Comment les attentats écrasent vos libertés

Polaroliv'

Chaque semaine, j’interviens dans un service d'aide aux victimes en région parisienne. Mon travail consiste principalement à informer, soutenir et orienter les personnes victimes d’infractions pénales.

Ce samedi 14 novembre, notre service a été sollicité pour prendre en charge une partie des victimes des attentats de vendredi soir…

Du stress à l’évitement

Lors d’une agression aussi menaçante et inhabituelle, l’organisme répond par une cascade de mécanismes biochimiques. Ces réactions physiologiques de stress poussent les victimes à fuir, à survivre. Schématiquement, plus le risque de mourir est perçu comme étant important, plus la réponse de stress est élevée.

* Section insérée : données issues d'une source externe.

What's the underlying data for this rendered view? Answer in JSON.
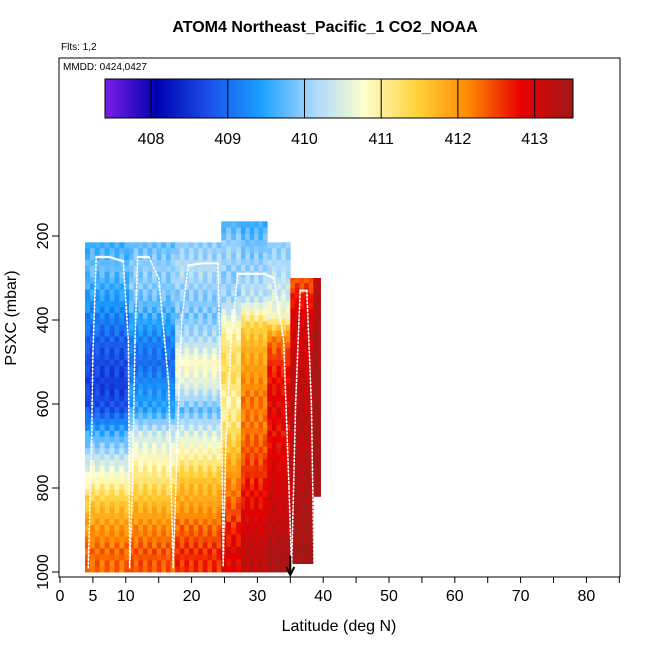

Après l’attentat, cet état de stress peut persister et se réactiver dans des situations similaires à celles vécues lors de l’agression : des lieux, des circonstances (les endroits clos, sans issu de secours par exemple), des sons (les bruits de pétards par exemple).

Selon les individus, un apprentissage de la peur se met donc en place. Et cet apprentissage peut malheureusement se généraliser à des situations beaucoup plus étendues que celles limitées au seul lieu de l’attentat.

Ainsi, pour un des spectateurs présent au Bataclan ce soir là, il est pour l’instant « impossible » de reprendre les transports en commun car la foule est devenue pour lui un danger potentiel. Une autre victime se met à pleurer dès qu’elle entend des sons qui « claquent comme des pétards », similaires aux coups de feu entendus le soir du concert. Pour une autre victime, il n’est pour le moment pas envisageable de retourner dans un restaurant parisien avec ses proches.

Les comportements d’évitement

Une des conséquences de cet apprentissage généralisé est donc que la victime va changer ses habitudes en cherchant à éviter toutes les situations qui évoquent des réponses de stress.

Ces changements d’habitudes sont fréquents après des attaques aussi graves. On les appelle des « comportements d’évitement ». Même si les victimes veulent continuer à agir comme d’habitude, elle ne le peuvent plus. Elles n’arrivent plus contrôler leurs émotions. La simple exposition à des situations plus ou moins similaires à celles vécues lors de l’attentat suffit à déclencher des réactions de stress, même si les victimes reconnaissent le caractère parfois irrationnel ou exagéré de leur peur. Elles sont soumises à une contrainte qu’elles ne maîtrisent plus, comme si cette contrainte venait de l’intérieur. Elles nous disent que leurs comportements d’évitement sont plus forts qu’elles.

Leurs réactions émotionnelles sont en effet totalement indépendantes de leur volonté. Et elles sont régies par un principe comportemental auquel tous les organismes vivants sont soumis, sans exception, un héritage génétique qui favorise la survie de l’espèce humaine.

Nous sommes moins maîtres de nos émotions que de nos idées

Suite à un évènement potentiellement traumatique, les victimes sont donc amenées à changer leurs habitudes qui rendaient pourtant leurs vies si confortables. Et par conséquent leurs sentiments de liberté diminuent de façon plus ou moins importante.

Pourtant, on peut lire dans les médias que la France est un pays libre, qu’il ne faut pas céder à la peur, qu’il faut continuer à prendre nos libertés. C’est comme si, d’une certaine façon, la liberté consistait à rester maître de ses propres choix.

Mais la liberté n’est pas qu’une question de droit. Pour les victimes, la question n’est pas vraiment de « vouloir », mais plutôt de « pouvoir ». Les victimes des attentats ne décident pas seulement de reprendre leur droit. Elles doivent aussi réapprendre à pouvoir le faire, réapprendre à ne plus avoir peur. Réapprendre, avec ou sans aide, à entrer sereinement dans une salle de concert, de cinéma ou à se mêler à une foule. Réapprendre à diminuer ses réactions de stress grâce à des stratégies qui ne font appel ni à la rationalité ni au simple libre arbitre. Car il s’agit bien ici d’apprentissage, beaucoup plus que de volonté. Retrouver nos libertés n’est pas seulement une question de choix, nous devons aussi composer avec les effets de notre propre fonctionnement psychologique sur nos comportements.